To respond to your comment about specialization, not every student at UCSF is interest to specialize. Take for example myself, I have no interest in any specialty. I am not an exception to the rule. More than half of the class don't specialize. This fact can be easily verified by considering the number of those who applied to a specialty program, number of students who got accepted to the program and the class size.
See, I hear this coming from you, but I bet I'd get a completely different story if I was talking to someone else in your class. At the ADA convention this year, a classmate of mine heard from a UCSF graduate that 80% of the class specializes, and another classmate was told by a UCSF student that 60% specializes.
I guess it depends on what the argument is about?
And finally, how could it be possible that the ".bar is set slightly lower at UCSF" if our board scores are closest to the top in the nation. And if you are still disagreeing that " the bar is set slightly lower at UCSF", again what evidence do you have for your argument. I like to take a look at that.
Yes, your school's Part 1 board scores are high, which has absolutely nothing to do with clinical ability at all. As far as evidence, I was just making a suggestion as to how the difference could come about, I wasn't trying to suggest that this was the cold hard truth.
And could you be kind enough to answer my 3 original questions directly, without beating around the bush?
Sure, I'll give it a whack.
1. Based on your experiences, could you provide me a list of the things that are making "UCSF graduates at GPRs severely behind" of UoP students?
2. As for the clinical skills, what do you think UoP students have that UCSF students don't? I know a number of UoP students argue that they have superior clinical skills than UCSF students, but when you ask them to provide you with some specific examples, they struggle to answer that question.
3. What do you think UoP does that UCSF don't and because of that UoP students are more clinically fit?
1. Can't answer it because I'm still in school, not the original poster who said that.
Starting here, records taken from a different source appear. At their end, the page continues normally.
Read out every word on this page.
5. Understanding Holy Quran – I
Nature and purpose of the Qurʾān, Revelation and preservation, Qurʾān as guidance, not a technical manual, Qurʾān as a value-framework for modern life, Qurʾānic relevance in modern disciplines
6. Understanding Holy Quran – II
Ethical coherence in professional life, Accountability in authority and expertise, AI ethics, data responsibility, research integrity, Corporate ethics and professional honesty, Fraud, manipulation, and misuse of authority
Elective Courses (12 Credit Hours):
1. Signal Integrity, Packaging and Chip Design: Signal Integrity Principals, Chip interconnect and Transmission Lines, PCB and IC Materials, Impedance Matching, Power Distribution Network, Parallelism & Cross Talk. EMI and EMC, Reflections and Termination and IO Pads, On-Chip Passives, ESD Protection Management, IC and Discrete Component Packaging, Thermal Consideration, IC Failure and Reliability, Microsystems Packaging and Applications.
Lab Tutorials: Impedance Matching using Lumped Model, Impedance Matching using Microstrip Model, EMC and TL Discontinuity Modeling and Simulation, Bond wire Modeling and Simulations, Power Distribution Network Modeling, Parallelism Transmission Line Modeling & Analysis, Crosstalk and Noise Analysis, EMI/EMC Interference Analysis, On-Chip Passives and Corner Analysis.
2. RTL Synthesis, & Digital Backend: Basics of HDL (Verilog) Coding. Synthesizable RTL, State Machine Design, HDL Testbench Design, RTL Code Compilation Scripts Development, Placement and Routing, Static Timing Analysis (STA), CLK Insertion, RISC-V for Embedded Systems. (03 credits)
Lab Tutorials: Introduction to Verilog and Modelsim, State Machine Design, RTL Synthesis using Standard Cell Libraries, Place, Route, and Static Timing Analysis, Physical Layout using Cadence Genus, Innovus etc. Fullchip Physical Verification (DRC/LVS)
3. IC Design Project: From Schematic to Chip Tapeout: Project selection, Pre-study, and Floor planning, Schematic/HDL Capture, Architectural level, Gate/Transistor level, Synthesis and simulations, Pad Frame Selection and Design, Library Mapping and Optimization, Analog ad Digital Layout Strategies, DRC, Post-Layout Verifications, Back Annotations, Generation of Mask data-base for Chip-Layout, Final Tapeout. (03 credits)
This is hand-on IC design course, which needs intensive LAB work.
Not sure why you'd be worried abou tit though. Even if it is true, it's like a sample of 5-10 people at the most. Who knows, maybe it's a really bad GPR and all the SF students are too good to even consider it.
2. The only difference I can comment on without any subjectivity required is that we have no specialty programs except ortho, which means that our students are seeing a broader range of cases and doing more complex procedures, more often, than students at other dental school. Our students regularly do molar endo and perio surgery, not hard to get full mouth restorations (My girlfriend just picked up an FMR and she's a 2nd year dental student, and my roommate just finished doing 14 units of fixed w/ VDO opening).
There are also a variety of other reasons this could be true, but because I can't get information on the average total taper on crown preps between Pacific and UCSF, you'll probably just cry "NOT EVIDENCE LOL!!!11" and completely ignore it.
3. This is the same question as 2.
All that being said, going to a school that may not be the best at everything doesn't exclude
you from being the best at it. I came to UoP knowing that it's not the best school in the US for specializing, but that's never held me up, I just have to do way more than the average student. It should work the same in the opposite direction. All that matters is what standard you hold yourself to.